What Happened: Tesla’s VP of Investor Relations Martin Viecha said in a recent post on X, formerly Twitter, that global EV sales saw its first sequential decline in a long time in the first half of 2023. “Let’s see what happens in the 2nd half of this year,” he added.
Reposting his comments, Black said after the 2023 EV adoption pause, he expects EV adoption to re-accelerate in 2024 due to three factors. The fund manager said the $7,500 U.S. EV tax credit allowed under the Inflation Reduction Act 2022 will go to off-invoice on Jan. 1, 2024, and the $7,500 reduction will be reflected in lower monthly payments.
Secondly, category news driven by the Cybertruck launch will spark new interest in all EVs, Black said.
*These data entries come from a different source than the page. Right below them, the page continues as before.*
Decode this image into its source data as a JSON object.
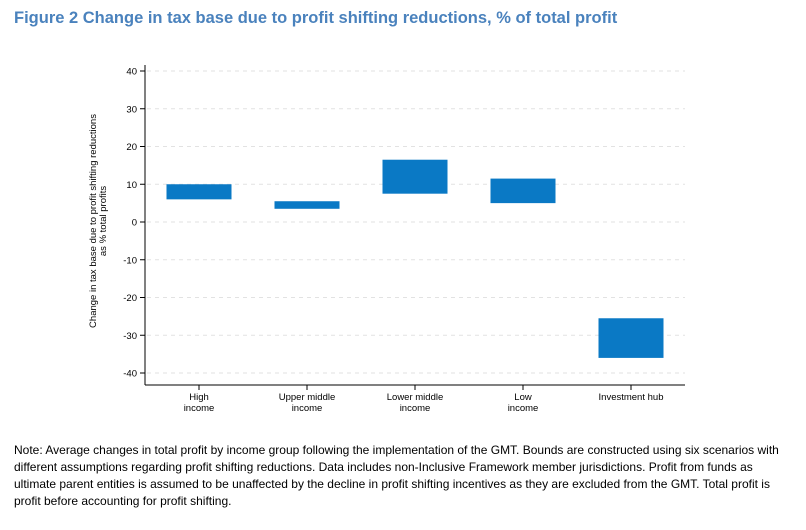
{
  "title": "Figure 2 Change in tax base due to profit shifting reductions, % of total profit",
  "note": "Note: Average changes in total profit by income group following the implementation of the GMT. Bounds are constructed using six scenarios with different assumptions regarding profit shifting reductions. Data includes non-Inclusive Framework member jurisdictions. Profit from funds as ultimate parent entities is assumed to be unaffected by the decline in profit shifting incentives as they are excluded from the GMT. Total profit is profit before accounting for profit shifting.",
  "colors": {
    "bar": "#0a79c5",
    "title": "#4a82bd",
    "grid": "#e2e2e2"
  },
  "chart_data": {
    "type": "bar",
    "subtype": "floating-range",
    "title": "Figure 2 Change in tax base due to profit shifting reductions, % of total profit",
    "ylabel_lines": [
      "Change in tax base due to profit shifting reductions",
      "as % total profits"
    ],
    "xlabel": "",
    "ylim": [
      -40,
      40
    ],
    "yticks": [
      40,
      30,
      20,
      10,
      0,
      -10,
      -20,
      -30,
      -40
    ],
    "grid": true,
    "categories": [
      {
        "lines": [
          "High",
          "income"
        ]
      },
      {
        "lines": [
          "Upper middle",
          "income"
        ]
      },
      {
        "lines": [
          "Lower middle",
          "income"
        ]
      },
      {
        "lines": [
          "Low",
          "income"
        ]
      },
      {
        "lines": [
          "Investment hub"
        ]
      }
    ],
    "ranges": [
      [
        6,
        10
      ],
      [
        3.5,
        5.5
      ],
      [
        7.5,
        16.5
      ],
      [
        5,
        11.5
      ],
      [
        -36,
        -25.5
      ]
    ]
  }
}
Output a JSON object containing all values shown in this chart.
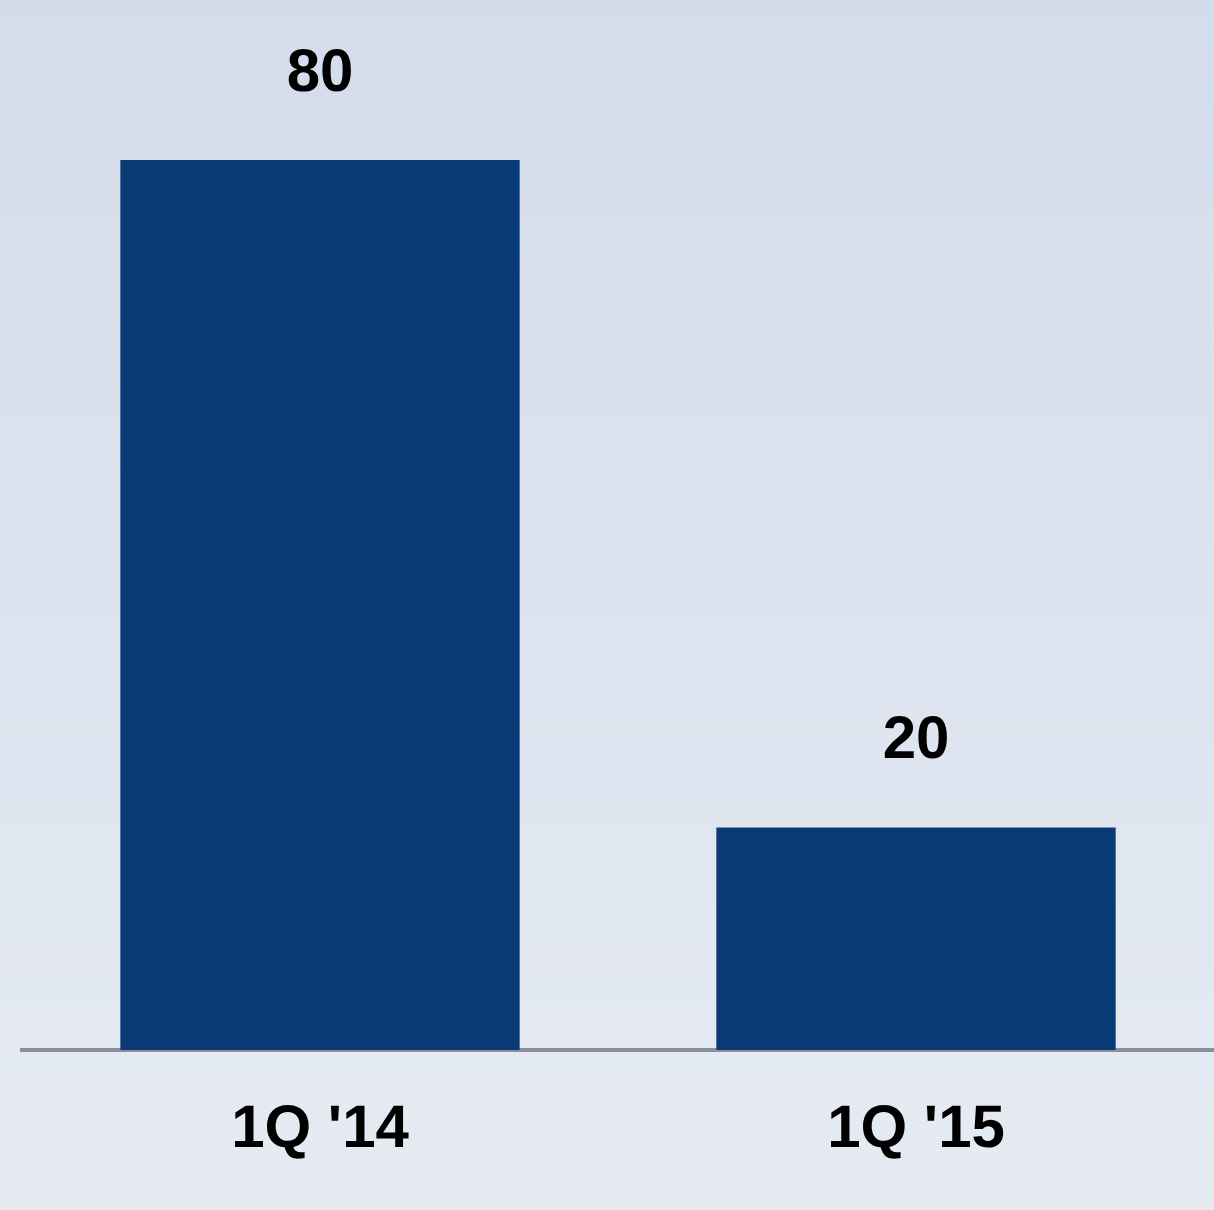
{
  "chart_data": {
    "type": "bar",
    "categories": [
      "1Q '14",
      "1Q '15"
    ],
    "values": [
      80,
      20
    ],
    "color": "#0a3a75",
    "data_labels": true,
    "grid": false,
    "legend": false
  }
}
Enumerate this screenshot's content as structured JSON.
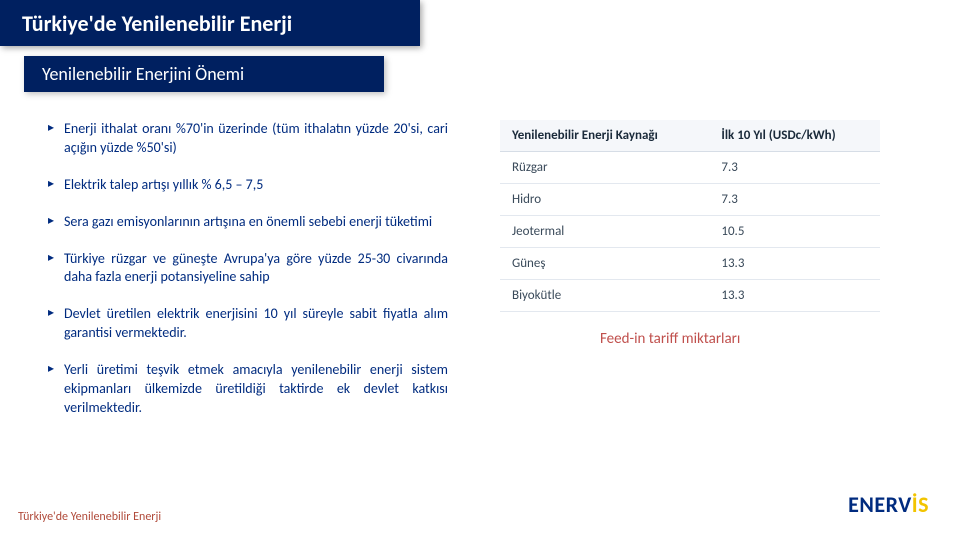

Thirdly, renewed interest in global EV adoption is likely as autonomous driving systems reach Level 3 and Level 4 automation, he added.
Why It’s Important: The slow uptake of EVs prompted a price war among EV manufacturers, spearheaded by Tesla. While Tesla could afford to take a hit to its margins due to its being profitable and the scale of its manufacturing, the flurry of new entrants, which thronged the EV market, has found the going tough. This has been reflected in the stock prices of these startups.
Tesla CEO Elon Musk has been blaming the economy for the predicament, although critics suggest it is an excuse. If the Federal Reserve begins reversing its rate hikes and the economic uncertainty ceases to be an overhang, a reversal could be in the cards.
In premarket trading on Monday, Tesla stock rose 1.30% to $210, according to Zenger News Pro data.